Parole del gran maestro Stefano Bisi, audito in commissione nell’agosto scorso e poi nuovamente in gennaio. «Riteniamo – ha detto ai parlamentari – che si compierebbe un reato in quanto il Parlamento ha approvato una legge sulla privacy che tutela la riservatezza dei dati sensibili». In più, ha aggiunto, non è vero che i dipendenti della Pubblica amministrazione debbano comunicare appartenenza alla massoneria. Per Bisi,«si deve dichiarare solo che l’appartenenza alle associazioni possa interferire con l’attività professionale». E a chi gli ha ricordato che secondo alcune denunce sarebbe divenuto gran maestro grazie ai voti della ‘ndrangheta ha risposto «sono stato eletto con i voti dei fratelli maestri calabresi, siciliani, lombardi, di tutte le regioni. Sono grato ai calabresi: quando da cinque inchieste a Reggio Calabria c’è uno solo appartenente al Grande Oriente d’Italia, vuol dire che i fratelli stanno lavorando bene». Affermazioni con cui non concorda – per nulla – il suo storico grande accusatore, l’avvocato Amerigo Minnicelli, ex gran maestro espulso dal Goi proprio per le sue denunce sulle possibili infiltrazioni mafiose. «Fino al 1995 – ha detto – gli iscritti al Goi in Calabria erano 600-700 ora sono 2600 e non si giustifica una crescita in questi termini in alcun modo. Tutto ciò avviene per esercitare un controllo sulla organizzazione». Per poi rincarare la dose. «Quando si tratta di potere ed elezioni in Calabria e nel meridione, io penso che il tentativo di trovare accordi è abbastanza visibile. Molti parlamentari, consiglieri comunali e regionali in Calabria si fanno aiutare dalla ‘ndrangheta per essere eletti, è un fatto abbastanza acquisito».

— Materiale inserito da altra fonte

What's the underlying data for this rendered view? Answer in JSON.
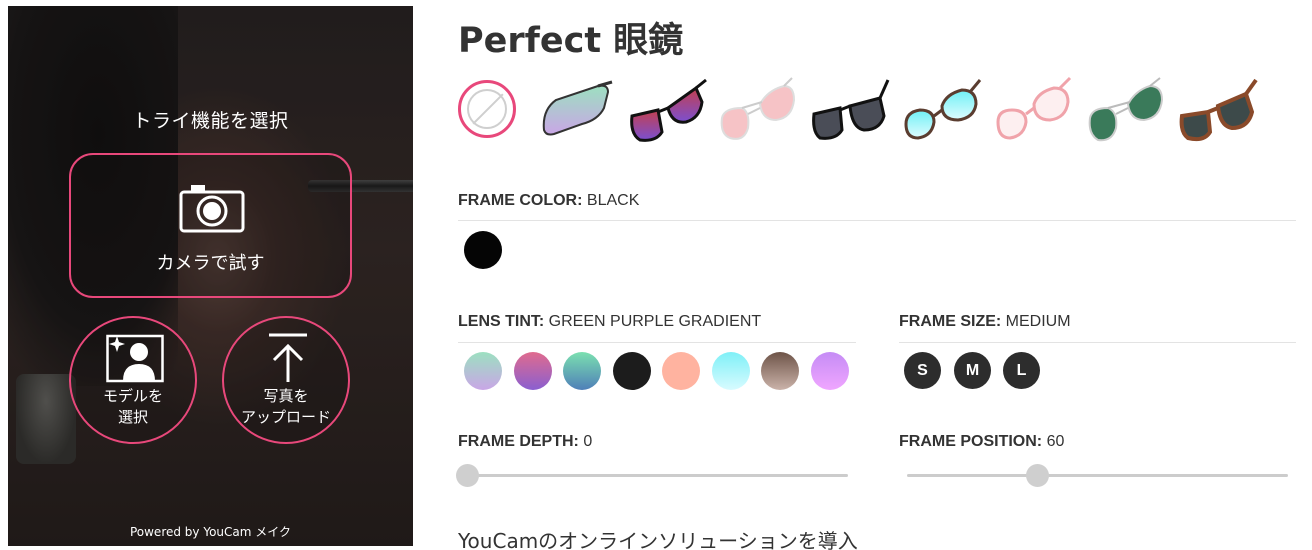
{
  "panel": {
    "title": "トライ機能を選択",
    "camera_label": "カメラで試す",
    "model_label_1": "モデルを",
    "model_label_2": "選択",
    "upload_label_1": "写真を",
    "upload_label_2": "アップロード",
    "powered": "Powered by YouCam メイク",
    "accent_color": "#e8487b"
  },
  "product": {
    "title": "Perfect 眼鏡",
    "glasses": [
      {
        "name": "none-option"
      },
      {
        "name": "sport-wrap-green-purple"
      },
      {
        "name": "black-red-gradient"
      },
      {
        "name": "pink-aviator"
      },
      {
        "name": "black-dark-lens"
      },
      {
        "name": "tortoise-cyan-mirror"
      },
      {
        "name": "pink-clear-frame"
      },
      {
        "name": "silver-green-aviator"
      },
      {
        "name": "tortoise-dark-lens"
      }
    ]
  },
  "frame_color": {
    "label": "FRAME COLOR:",
    "value": "BLACK",
    "swatches": [
      "#050505"
    ]
  },
  "lens_tint": {
    "label": "LENS TINT:",
    "value": "GREEN PURPLE GRADIENT",
    "swatches": [
      [
        "#9ce0c0",
        "#c9a6e6"
      ],
      [
        "#e06b8e",
        "#8a5fd0"
      ],
      [
        "#7be0b0",
        "#4f7fb8"
      ],
      [
        "#1c1c1c",
        "#1c1c1c"
      ],
      [
        "#ffb3a0",
        "#ffb3a0"
      ],
      [
        "#7ff0f7",
        "#d8fbff"
      ],
      [
        "#6e5448",
        "#cbb3aa"
      ],
      [
        "#c58cf5",
        "#f0a6ff"
      ]
    ]
  },
  "frame_size": {
    "label": "FRAME SIZE:",
    "value": "MEDIUM",
    "options": [
      "S",
      "M",
      "L"
    ]
  },
  "frame_depth": {
    "label": "FRAME DEPTH:",
    "value": "0",
    "fraction": 0.0
  },
  "frame_position": {
    "label": "FRAME POSITION:",
    "value": "60",
    "fraction": 0.34
  },
  "footer": {
    "text": "YouCamのオンラインソリューションを導入"
  }
}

Ancor più dure sono state le parole di Giuliano Di Bernardo, ex gran maestro del Goi, uscito dall’organizzazione proprio a causa delle infiltrazioni mafiose. «Diverse sono le ragioni che portarono alle mie dimissioni da gran maestro del Grande Oriente d’Italia, ma quella che fu determinante fu connessa con l’inchiesta del procuratore di Palmi Agostino Cordova. Vedo oggi ripresentarsi le stesse condizioni del 1992, quasi fosse una fotocopia», ha detto Di Bernardo, di fronte ai parlamentari. «Ho deciso di dimettermi – ha spiegato – perché avevo constatato una realtà che mai avrei immaginato e che da quel momento mi sarei rifiutato di governare». Il perché a detta dell’ex gran maestro sta nei numeri: 32 logge, 28 erano in mano alla ‘ndrangheta. In Sicilia invece – ha sottolineato Di Bernardo – il gran maestro in persona sarebbe stato coinvolto in un traffico di armi. Un quadro sconfortante della maggiore obbedienza italiana, che non ha fatto altro che indurre i parlamentari ad accelerare tempi – se necessario irrigidire i modi – per acquisire gli elenchi degli iscritti alle varie obbedienze, soprattutto del Meridione.

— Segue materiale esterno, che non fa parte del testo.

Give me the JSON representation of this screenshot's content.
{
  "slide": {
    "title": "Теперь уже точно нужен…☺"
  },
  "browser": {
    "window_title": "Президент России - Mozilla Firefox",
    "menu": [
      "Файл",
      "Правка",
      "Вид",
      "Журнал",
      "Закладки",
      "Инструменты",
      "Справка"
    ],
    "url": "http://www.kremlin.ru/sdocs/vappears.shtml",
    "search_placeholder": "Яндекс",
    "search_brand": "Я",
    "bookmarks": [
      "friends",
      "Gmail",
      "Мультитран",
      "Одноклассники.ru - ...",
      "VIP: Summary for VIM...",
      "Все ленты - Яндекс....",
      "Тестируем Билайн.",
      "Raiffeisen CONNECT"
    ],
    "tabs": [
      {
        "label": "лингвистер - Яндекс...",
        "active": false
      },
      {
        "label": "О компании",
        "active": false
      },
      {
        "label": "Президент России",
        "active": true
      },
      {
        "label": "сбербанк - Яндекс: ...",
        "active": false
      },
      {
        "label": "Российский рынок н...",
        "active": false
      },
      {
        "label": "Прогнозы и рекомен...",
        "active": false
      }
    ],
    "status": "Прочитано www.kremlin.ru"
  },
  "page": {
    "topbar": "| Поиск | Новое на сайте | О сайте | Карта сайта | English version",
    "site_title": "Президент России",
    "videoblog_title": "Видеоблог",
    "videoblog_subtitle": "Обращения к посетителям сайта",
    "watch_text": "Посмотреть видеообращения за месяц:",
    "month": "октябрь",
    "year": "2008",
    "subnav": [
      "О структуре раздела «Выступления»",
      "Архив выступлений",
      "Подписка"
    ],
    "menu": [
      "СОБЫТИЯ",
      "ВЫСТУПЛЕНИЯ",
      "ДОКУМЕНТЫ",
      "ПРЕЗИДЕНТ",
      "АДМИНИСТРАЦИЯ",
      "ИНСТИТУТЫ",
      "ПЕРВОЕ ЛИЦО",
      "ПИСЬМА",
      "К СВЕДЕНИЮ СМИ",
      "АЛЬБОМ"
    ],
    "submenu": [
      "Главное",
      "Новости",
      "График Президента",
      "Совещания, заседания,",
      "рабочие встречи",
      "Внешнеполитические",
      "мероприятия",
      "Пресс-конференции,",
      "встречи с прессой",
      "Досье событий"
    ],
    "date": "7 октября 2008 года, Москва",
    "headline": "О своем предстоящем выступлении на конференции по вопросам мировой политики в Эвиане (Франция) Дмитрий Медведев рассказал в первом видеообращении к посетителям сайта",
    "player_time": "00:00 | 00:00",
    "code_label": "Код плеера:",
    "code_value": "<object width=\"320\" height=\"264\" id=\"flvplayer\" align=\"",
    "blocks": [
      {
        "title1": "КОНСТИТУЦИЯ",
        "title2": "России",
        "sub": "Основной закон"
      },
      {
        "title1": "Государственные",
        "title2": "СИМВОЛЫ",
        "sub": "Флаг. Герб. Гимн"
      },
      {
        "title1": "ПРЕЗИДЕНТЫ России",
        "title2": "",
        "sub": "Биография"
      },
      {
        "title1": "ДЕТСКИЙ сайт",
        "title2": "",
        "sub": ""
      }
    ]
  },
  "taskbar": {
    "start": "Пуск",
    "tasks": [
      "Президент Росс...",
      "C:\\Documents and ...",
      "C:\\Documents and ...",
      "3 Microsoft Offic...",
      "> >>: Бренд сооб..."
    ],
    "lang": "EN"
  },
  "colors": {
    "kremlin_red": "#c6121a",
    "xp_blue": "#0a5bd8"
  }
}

Non sarà necessario ricorrere alle maniere forti con la Serenissima Gran Loggia d’Italia – Ordine Generale degli Antichi Liberi Accettati Muratori, come presso la Gran Loggia d’Italia degli Antichi Liberi Accettati Muratori. I rispettivi gran maestri, Massimo Criscuoli Tortora e Antonio Binni, auditi nelle scorse settimane a palazzo San Macuto, non hanno opposto difficoltà alla richiesta di consegnare gli elenchi dei propri iscritti.

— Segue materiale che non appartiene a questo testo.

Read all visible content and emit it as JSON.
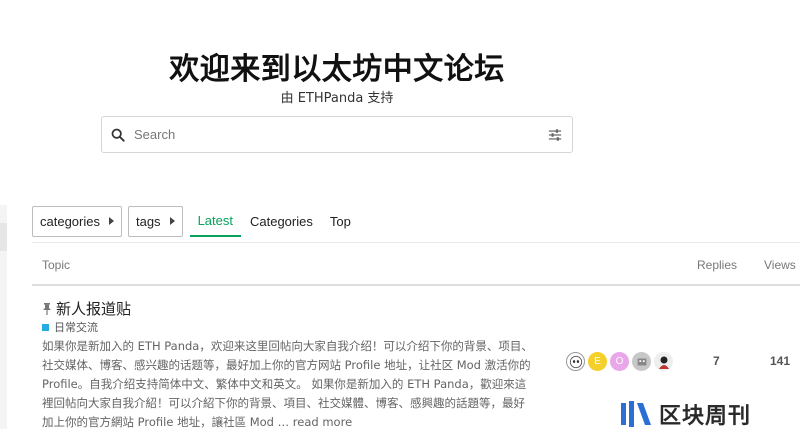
{
  "hero": {
    "title": "欢迎来到以太坊中文论坛",
    "subtitle": "由 ETHPanda 支持"
  },
  "search": {
    "placeholder": "Search",
    "icon": "search-icon",
    "options_icon": "sliders-icon"
  },
  "nav": {
    "categories_dropdown": "categories",
    "tags_dropdown": "tags",
    "tabs": [
      {
        "label": "Latest",
        "active": true
      },
      {
        "label": "Categories",
        "active": false
      },
      {
        "label": "Top",
        "active": false
      }
    ],
    "accent_color": "#08a25d"
  },
  "table": {
    "columns": {
      "topic": "Topic",
      "replies": "Replies",
      "views": "Views"
    },
    "rows": [
      {
        "pinned": true,
        "title": "新人报道贴",
        "category": "日常交流",
        "category_color": "#25aae1",
        "excerpt": "如果你是新加入的 ETH Panda，欢迎来这里回帖向大家自我介绍！可以介绍下你的背景、项目、社交媒体、博客、感兴趣的话题等，最好加上你的官方网站 Profile 地址，让社区 Mod 激活你的 Profile。自我介绍支持简体中文、繁体中文和英文。 如果你是新加入的 ETH Panda，歡迎來這裡回帖向大家自我介紹！可以介紹下你的背景、項目、社交媒體、博客、感興趣的話題等，最好加上你的官方網站 Profile 地址，讓社區 Mod …",
        "read_more": "read more",
        "poster_avatars": [
          {
            "icon": "panda-avatar-icon",
            "letter": ""
          },
          {
            "icon": "letter-avatar-icon",
            "letter": "E",
            "color": "#f5cf2a"
          },
          {
            "icon": "letter-avatar-icon",
            "letter": "O",
            "color": "#e9a6e8"
          },
          {
            "icon": "pixel-avatar-icon",
            "letter": ""
          },
          {
            "icon": "character-avatar-icon",
            "letter": ""
          }
        ],
        "replies": "7",
        "views": "141"
      }
    ]
  },
  "watermark": {
    "text": "区块周刊"
  }
}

Il Goi invece continua a snobbare le richieste dell’Antimafia e oggi sembra rischiare – seriamente – di sentir bussare la Finanza alla porta de
lle proprie sedi. Tutto inutile, dicono alcuni. Gli elenchi – dicono – potrebbero essere stati “manomessi” o potrebbero aver contenuto nomi che sono stati nel frattempo tolti o carte fatte sparire. «Ma se così fosse avrebbero commesso un reato e comunque i nomi possono emergere dall’incrocio di banche dati e quindi questa potrebbe essere un’operazione rischiosa per chi la compie», ribattono gli investigatori che collaborano con i vertici della commissione Antimafia. Oggi come mai prima, intenzionata ad andare fino in fondo. Elezioni anticipate permettendo…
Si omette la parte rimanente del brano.